FEM helps to reduce the design and build time significantly by providing visual cues as to where the weaknesses will occur in the structure.

In addition to the solid mechanical aspects of simulation, Copenhagen Suborbitals used SOLIDWORKS flow simulation to help pinpoint the center of pressure for its rockets. This is usually not a difficult thing to determine for basic geometries; however, the unique shape of the spacecraft capsule adds a layer of complexity to the design work. The Flow Simulation package in SOLIDWORKS enabled Copenhagen Suborbitals to determine the point where the torques acting on the spacecraft were equal to zero.

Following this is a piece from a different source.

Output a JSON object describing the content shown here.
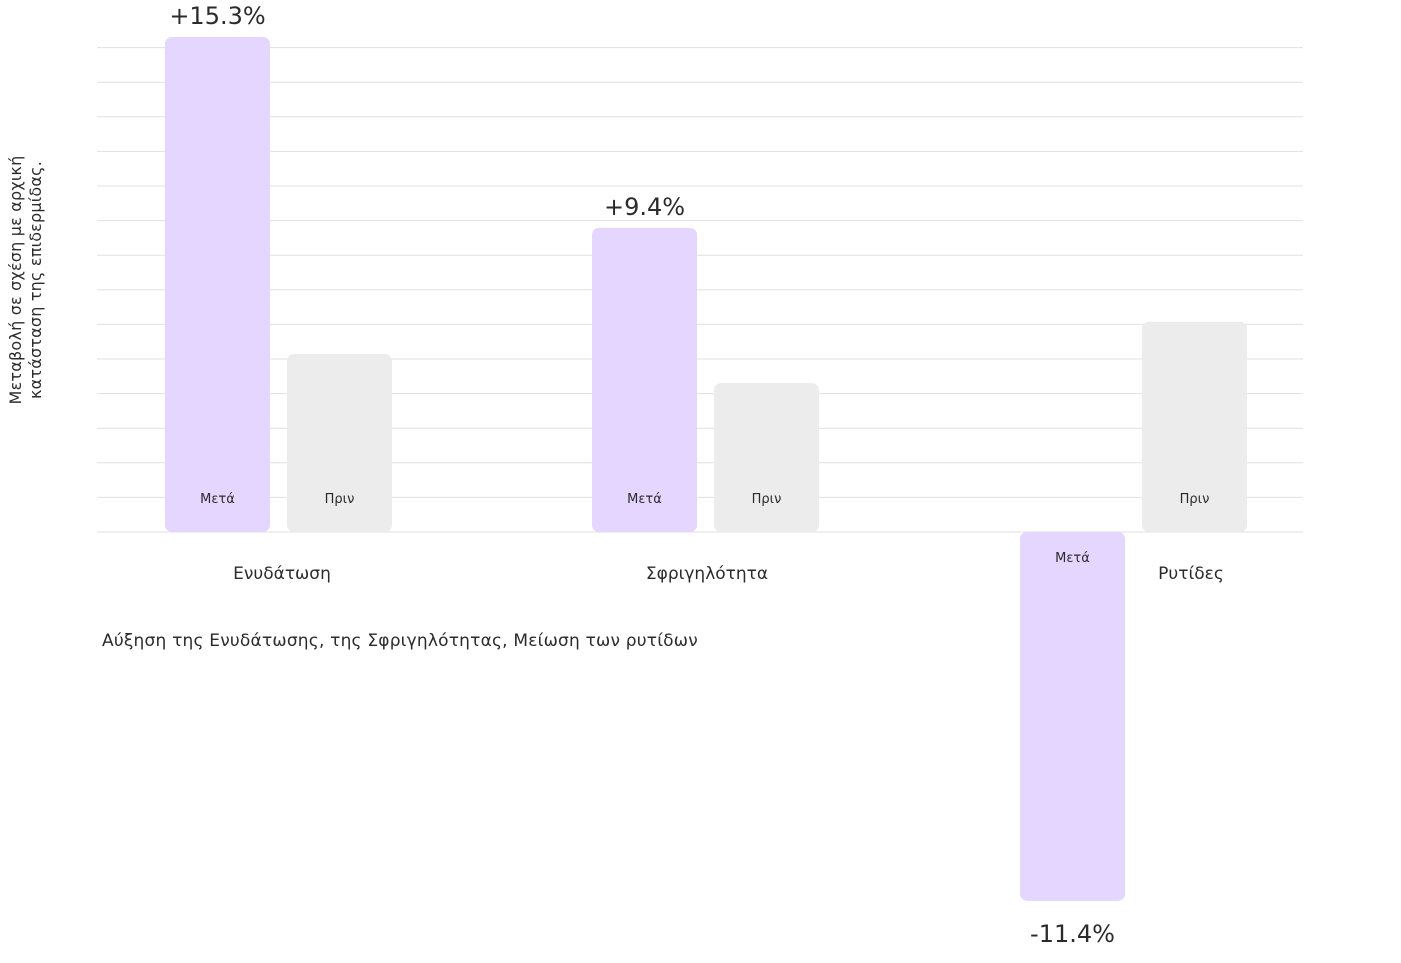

That point is known as the center of pressure (CP).

image007Flow Simulation plot showing the torque values on a rocket of known CP. (Image courtesy of Copenhagen Suborbitals.)

Conclusions                                                                                                                                             

So there you have it. Thanks to CAD (and crowdfunding), you don’t need the budget of NASA in order to design, build and test rockets. But don’t take my word for it…there are many videos of Copenhagen Suborbitals’ test flights (and explosions) on the Web.

For example, the video below shows the Sapphire mission, which was a rocket launched by Copenhagen Suborbitals in order to demonstrate the guidance systems that are to be used in future projects.

The video below shows the HEAT-2X static test bursting into flames.

On a personal level, the most impressive thing to me as an engineer is not how these guys have managed to design, build and test a rocket of this scale on such a small budget, but how they have managed to pull together these resources for a sea-based launch system. Add to that feat the fact that Copenhagen Suborbitals has managed to get the cooperation of air traffic control and various maritime services, and you can see that the whole project is a pretty awesome feat, from an operational and project management perspective.